Young people who face the prospect of growing up and making their way in today’s world will likely encounter many “bear tracks” to entice them into the thickets of worldly excitement and pleasure. These enticements can assume many forms. Some of them can appear at first glance to be relatively harmless and innocent. They can be encountered in almost any setting—even in the sanctuary of our own homes. They can appear in the written word, in newspapers, magazines, and books. Some of them take a graphic form with illustrations or photographs. Some penetrate our thoughts and sensitivities through music, while others use all of the sophistication of modern electronic audio and visual technology, including television and the movies. Sometimes we follow “bear tracks” in the indiscretions we display in our relationships with each other that lead to immoral behavior. Many have followed “bear tracks” into the nightmarish world of drug abuse and addiction.

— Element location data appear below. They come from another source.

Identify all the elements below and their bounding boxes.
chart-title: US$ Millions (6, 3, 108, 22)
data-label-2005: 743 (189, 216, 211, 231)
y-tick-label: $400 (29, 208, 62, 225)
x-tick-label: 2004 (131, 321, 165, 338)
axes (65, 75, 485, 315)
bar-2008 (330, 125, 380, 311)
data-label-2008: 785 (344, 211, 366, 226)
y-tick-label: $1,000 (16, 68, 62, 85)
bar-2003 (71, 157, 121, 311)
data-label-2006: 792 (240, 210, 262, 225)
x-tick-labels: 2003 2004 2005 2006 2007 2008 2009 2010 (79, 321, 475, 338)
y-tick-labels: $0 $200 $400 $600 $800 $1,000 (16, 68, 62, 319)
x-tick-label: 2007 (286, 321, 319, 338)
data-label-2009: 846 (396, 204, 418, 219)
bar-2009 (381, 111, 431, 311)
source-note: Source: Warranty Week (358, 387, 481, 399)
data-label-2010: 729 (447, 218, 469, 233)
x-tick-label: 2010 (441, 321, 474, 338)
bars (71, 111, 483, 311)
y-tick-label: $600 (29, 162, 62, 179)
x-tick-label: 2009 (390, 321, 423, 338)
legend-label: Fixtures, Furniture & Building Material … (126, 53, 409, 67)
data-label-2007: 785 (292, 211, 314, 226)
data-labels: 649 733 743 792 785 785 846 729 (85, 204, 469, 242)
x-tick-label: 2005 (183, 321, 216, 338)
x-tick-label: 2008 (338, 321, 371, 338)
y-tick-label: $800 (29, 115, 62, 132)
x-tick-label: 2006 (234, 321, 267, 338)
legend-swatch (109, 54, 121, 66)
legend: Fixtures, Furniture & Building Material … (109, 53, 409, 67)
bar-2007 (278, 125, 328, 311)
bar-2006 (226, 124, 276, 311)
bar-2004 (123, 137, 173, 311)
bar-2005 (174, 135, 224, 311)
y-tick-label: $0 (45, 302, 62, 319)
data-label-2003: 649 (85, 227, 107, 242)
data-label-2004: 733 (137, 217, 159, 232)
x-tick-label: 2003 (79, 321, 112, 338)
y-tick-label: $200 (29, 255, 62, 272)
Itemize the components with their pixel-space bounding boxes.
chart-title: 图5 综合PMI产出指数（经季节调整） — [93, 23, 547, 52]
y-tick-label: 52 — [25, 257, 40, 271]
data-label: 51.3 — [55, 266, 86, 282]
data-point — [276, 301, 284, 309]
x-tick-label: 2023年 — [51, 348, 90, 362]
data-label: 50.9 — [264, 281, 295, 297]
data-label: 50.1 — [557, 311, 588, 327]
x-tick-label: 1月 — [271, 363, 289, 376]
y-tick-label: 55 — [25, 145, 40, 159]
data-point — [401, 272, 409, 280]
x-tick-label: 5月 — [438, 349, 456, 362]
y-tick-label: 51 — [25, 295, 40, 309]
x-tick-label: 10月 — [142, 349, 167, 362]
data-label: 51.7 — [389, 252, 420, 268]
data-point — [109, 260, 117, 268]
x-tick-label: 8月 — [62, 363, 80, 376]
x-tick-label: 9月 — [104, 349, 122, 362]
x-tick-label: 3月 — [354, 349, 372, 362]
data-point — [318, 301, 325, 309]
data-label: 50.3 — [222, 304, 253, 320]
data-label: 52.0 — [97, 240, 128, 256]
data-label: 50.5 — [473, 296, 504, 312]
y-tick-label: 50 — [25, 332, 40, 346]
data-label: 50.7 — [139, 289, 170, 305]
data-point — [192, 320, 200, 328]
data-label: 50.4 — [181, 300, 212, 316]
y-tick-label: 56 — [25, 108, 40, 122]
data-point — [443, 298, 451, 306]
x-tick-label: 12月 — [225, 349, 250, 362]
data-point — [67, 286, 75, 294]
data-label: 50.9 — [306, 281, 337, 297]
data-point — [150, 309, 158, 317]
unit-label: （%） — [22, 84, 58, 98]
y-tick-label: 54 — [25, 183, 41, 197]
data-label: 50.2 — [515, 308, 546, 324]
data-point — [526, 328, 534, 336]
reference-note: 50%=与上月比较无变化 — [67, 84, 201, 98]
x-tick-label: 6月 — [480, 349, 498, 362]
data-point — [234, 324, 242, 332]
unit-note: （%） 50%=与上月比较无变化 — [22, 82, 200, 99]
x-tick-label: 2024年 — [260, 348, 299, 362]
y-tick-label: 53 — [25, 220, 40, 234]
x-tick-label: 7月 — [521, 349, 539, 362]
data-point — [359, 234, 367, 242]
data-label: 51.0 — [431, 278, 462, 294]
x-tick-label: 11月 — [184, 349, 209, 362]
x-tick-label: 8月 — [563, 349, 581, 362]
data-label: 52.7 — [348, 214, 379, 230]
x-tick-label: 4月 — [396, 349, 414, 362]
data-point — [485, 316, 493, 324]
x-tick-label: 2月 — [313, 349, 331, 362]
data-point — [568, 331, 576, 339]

I remember reading several years ago of a man who had gone into the wilderness area of the state of Montana with a companion on a big game hunt. The hunters came upon a grizzly bear at rather close range, and one of the men fired at the bear and wounded it. In a rage the huge animal charged the hunters. One of them, in panic and in a desperate attempt to save himself, climbed into the lower branches of a small tree close by. The tree was not large enough to support the man’s weight and hold him beyond the reach of the bear’s powerful claws and jaws. Before his companion could destroy the bear, it had inflicted such serious injuries on the hunter that it was necessary to amputate both his legs in order to save his life.
Those who follow the figurative “bear tracks” to which I have alluded earlier must be aware that they inevitably lead to danger. Some of these dangers can be fatal to spirituality and faith; others can cause serious injury to true happiness and self-respect from which it is difficult to recover. Willfully following “bear tracks” can have tragic consequences.
My experience has taught me that the best way to avoid the dangers into which “bear tracks” can lead us is to avoid following them. Respond to the warning signals that come through the promptings of the Holy Spirit; escape to safe ground where we are in control of the situation and where we can merit the protecting and preserving powers that our Heavenly Father has promised to those who will obey him.
As we do this, we will find a security and peace of mind that are more valuable than all of the thrill and excitement that pursuing “bear tracks” could ever bring. In addition, we will be able to continue along the pathway to eternal happiness with confidence that we are eligible for every good blessing that may be necessary to guard us and preserve us from the forces that seek to do us injury and hedge up the way.